This is the first month that monthly actual results are compared against the BEFU 2021
forecasts, the March 2021 actual results were compared against 2020 Half Year Economic
and Fiscal Update (HYEFU 2020), Treasury said.
The "positive variances" reflected economic conditions being better than forecast, Treasury said.
"Corporate tax was above forecast primarily owing to higher investment income and consequently higher PIE tax. Other direct taxes were above forecast as a result of stronger resident withholding tax on dividends."
Labour market conditions were better than forecast which had driven the positive variance in source deductions and consumption was also stronger, leading to GST revenue being higher compared to forecast.

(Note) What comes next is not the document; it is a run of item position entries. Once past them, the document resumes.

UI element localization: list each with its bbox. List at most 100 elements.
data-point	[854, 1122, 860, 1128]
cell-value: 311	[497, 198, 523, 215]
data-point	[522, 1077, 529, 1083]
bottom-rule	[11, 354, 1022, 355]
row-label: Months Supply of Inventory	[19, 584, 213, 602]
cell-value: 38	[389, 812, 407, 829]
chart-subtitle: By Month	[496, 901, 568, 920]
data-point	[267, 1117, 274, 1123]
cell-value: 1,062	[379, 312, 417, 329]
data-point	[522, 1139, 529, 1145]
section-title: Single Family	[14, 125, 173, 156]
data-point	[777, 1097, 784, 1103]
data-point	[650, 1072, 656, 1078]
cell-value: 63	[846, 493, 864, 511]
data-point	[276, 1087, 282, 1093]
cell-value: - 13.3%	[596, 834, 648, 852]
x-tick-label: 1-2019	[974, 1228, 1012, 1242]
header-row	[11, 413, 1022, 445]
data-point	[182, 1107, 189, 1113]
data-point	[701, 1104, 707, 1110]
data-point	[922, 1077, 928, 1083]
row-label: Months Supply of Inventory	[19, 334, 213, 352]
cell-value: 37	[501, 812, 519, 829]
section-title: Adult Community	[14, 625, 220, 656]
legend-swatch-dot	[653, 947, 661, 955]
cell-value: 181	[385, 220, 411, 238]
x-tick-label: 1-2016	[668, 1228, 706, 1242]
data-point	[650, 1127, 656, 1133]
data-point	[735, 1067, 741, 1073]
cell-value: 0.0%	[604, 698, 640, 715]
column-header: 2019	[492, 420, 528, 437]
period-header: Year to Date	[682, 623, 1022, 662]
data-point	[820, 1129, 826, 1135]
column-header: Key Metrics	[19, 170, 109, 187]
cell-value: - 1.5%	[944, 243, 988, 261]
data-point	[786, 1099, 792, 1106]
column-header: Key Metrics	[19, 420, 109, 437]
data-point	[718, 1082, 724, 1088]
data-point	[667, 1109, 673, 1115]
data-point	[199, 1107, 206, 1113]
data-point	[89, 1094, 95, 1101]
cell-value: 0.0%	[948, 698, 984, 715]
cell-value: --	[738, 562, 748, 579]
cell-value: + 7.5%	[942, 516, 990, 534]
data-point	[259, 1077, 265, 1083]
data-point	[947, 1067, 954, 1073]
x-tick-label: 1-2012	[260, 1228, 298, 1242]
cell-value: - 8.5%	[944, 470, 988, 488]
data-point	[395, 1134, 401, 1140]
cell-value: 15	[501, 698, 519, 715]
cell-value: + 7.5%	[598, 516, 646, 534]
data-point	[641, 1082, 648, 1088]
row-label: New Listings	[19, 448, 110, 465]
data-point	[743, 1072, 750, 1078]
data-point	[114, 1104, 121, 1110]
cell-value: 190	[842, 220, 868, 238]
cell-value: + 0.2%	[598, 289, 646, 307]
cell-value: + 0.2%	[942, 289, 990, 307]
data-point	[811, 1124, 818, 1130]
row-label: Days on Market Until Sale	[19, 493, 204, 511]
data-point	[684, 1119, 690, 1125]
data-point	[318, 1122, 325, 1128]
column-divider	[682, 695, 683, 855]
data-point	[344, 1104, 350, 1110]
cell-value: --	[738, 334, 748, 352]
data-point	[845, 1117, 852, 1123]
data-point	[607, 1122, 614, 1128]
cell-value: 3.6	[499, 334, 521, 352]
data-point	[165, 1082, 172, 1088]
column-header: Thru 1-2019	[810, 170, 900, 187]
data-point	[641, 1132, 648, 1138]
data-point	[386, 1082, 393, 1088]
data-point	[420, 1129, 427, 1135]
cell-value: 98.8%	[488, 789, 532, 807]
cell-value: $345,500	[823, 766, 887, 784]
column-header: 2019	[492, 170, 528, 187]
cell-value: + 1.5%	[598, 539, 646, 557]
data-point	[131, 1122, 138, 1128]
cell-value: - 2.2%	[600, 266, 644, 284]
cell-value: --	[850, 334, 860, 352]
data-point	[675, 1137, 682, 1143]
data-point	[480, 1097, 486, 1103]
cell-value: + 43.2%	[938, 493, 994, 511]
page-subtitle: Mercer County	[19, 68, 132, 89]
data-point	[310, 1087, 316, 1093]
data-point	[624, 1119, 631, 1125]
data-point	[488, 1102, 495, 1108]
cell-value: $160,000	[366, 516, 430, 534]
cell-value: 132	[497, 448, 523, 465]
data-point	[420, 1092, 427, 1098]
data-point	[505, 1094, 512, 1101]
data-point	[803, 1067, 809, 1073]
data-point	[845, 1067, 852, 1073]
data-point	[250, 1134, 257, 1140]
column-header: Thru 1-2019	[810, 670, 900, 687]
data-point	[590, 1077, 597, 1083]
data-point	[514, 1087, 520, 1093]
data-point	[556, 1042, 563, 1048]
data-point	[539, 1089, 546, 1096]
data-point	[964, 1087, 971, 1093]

Some media commentators have suggested that Treasury was overly optimistic in its Budget outlook.
In fact, Treasury forecasts for GDP growth are now more conservative than most market economists.
Yesterday, Singapore-based Fitch Solutions revised up its outlook for the New Zealand dollar on the strength of the post-Covid recovery.
It now sees New Zealand's economy growing at 3.6 per cent for 2021 compared to the Treasury forecast for 2.9 per cent.
"The strength of the NZ dollar is closely linked to the country's investment outlook, which has brightened in recent months on the back of the country's effective virus containment and economic rebound," Fitch Solutions economists said in a new report.
"We expect this trend to persist as economic activities continue to normalise, and this will support investor optimism, boosting financial inflows and drive the NZD stronger."
After the Budget, S&P Global Ratings said that "New Zealand's 2021-2022 Budget Economic and Fiscal Update confirmed it is recovering quicker than most advanced economies".